Paid Search: 3 things you should know while running a PPC campaign

December 19th, 2014

“You cannot sit down and wait for shoppers to get to your site,” said Victor Yacaman, Ecommerce Director, Leonisa. Leonisa is the No. 1 provider of underwear in Latin America, with 52% of sales generated from paid search.

With the ability to track and measure visitors, it’s no wonder PPC has continued to be widely used by retail marketers, “[which] means you can spend more dollars on the things that are working and less dollars on the things that aren’t working” said Timothy Seward, Founder and CEO, ROI Revolution.

Timothy referenced a recent study by Shop.org via Forrester, saying that, on average, “46% of [marketers’] online retail marketing budgets is spent on paid search.”

PPC ads offer a way of quickly determining ROI. “What you can measure, you can improve,” offered Seward, making the platform an easy way to optimize messaging and placement.

The analytics behind the campaign isn’t the only tool that PPC provides. In a world of big data, ad targeting can be remarkably precise.

“You can get every niche into very specific forms,” Yacaman stated, which is an interesting concept for underwear, if I do say so myself. The Leonisa team has a specific campaign for each type of product — whether it’s hosiery, shapewear or whitey tighties.

With such a variety of products and such a wide consumer base, Leonisa needed a targeted way to find its customers.

“Paid search was a solution for us because, through paid search, you can do bidding really heavily on those words where you have a really high conversion rate,” explained Yacaman.

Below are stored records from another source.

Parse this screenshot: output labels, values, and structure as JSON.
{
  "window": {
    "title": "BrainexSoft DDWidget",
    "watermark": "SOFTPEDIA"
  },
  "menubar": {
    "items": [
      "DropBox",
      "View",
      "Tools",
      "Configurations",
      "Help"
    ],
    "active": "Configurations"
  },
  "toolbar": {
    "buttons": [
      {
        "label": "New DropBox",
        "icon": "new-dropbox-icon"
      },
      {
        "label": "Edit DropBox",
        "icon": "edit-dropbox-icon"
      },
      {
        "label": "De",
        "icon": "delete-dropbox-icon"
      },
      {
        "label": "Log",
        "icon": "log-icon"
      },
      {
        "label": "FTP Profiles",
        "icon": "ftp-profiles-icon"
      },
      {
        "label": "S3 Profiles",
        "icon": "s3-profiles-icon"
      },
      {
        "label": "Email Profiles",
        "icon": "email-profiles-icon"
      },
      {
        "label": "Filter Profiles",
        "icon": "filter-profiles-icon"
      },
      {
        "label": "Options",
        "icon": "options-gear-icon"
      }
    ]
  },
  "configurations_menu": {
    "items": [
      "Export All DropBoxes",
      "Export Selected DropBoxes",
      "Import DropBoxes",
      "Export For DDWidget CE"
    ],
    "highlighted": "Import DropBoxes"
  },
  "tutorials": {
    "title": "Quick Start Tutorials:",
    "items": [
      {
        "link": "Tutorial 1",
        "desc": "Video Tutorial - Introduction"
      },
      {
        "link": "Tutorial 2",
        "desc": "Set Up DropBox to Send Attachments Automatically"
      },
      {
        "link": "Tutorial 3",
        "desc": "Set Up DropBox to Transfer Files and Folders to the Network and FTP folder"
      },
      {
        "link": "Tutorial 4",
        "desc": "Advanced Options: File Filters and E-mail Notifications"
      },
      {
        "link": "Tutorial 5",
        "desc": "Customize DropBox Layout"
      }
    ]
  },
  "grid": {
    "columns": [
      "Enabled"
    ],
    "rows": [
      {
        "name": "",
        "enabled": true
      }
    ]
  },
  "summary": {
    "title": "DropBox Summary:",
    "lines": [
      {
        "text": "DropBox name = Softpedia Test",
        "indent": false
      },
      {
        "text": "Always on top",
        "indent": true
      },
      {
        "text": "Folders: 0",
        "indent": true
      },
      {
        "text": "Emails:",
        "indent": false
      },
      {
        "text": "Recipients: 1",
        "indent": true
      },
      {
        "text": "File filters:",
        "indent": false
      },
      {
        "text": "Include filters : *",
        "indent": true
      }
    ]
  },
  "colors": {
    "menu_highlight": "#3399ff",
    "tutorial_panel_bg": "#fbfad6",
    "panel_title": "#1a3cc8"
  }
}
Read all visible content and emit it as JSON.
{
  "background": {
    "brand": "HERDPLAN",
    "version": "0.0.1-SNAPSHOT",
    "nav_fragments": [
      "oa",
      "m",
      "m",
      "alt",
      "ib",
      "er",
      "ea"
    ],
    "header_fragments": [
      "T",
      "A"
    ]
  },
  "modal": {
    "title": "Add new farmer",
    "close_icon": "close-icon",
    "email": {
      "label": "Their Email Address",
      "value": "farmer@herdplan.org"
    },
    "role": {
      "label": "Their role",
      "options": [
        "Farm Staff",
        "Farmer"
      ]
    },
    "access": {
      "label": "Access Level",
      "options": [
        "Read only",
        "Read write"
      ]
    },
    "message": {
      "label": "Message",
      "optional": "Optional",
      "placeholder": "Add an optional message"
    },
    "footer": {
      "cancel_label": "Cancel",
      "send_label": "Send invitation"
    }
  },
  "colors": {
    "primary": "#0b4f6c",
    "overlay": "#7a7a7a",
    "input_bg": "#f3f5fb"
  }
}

When asked how marketers can improve their own PPC campaigns, the pair offered these three pieces of advice:

 

1. Identify your target customer and behavior patterns

By having “niche” ads for each product and each target audience, you’re helping the consumer find a solution that will serve them best. Having specialized campaigns contextualizes your ad in the mind of the customer and invites them to continue the conversation with you further in the buying funnel.

 

2. Determine the devices your customers use to access your site

“57% of customers in the U.S. are transacting with your website based on multiple devices,” said Seward. Customers don’t just browse on the family desktop in the living room anymore. They’re searching on their phone, reading reviews on their work computer and purchasing on their iPad later that night. Consumers have a volatile shopping experience, and your PPC ads need to accommodate their journey.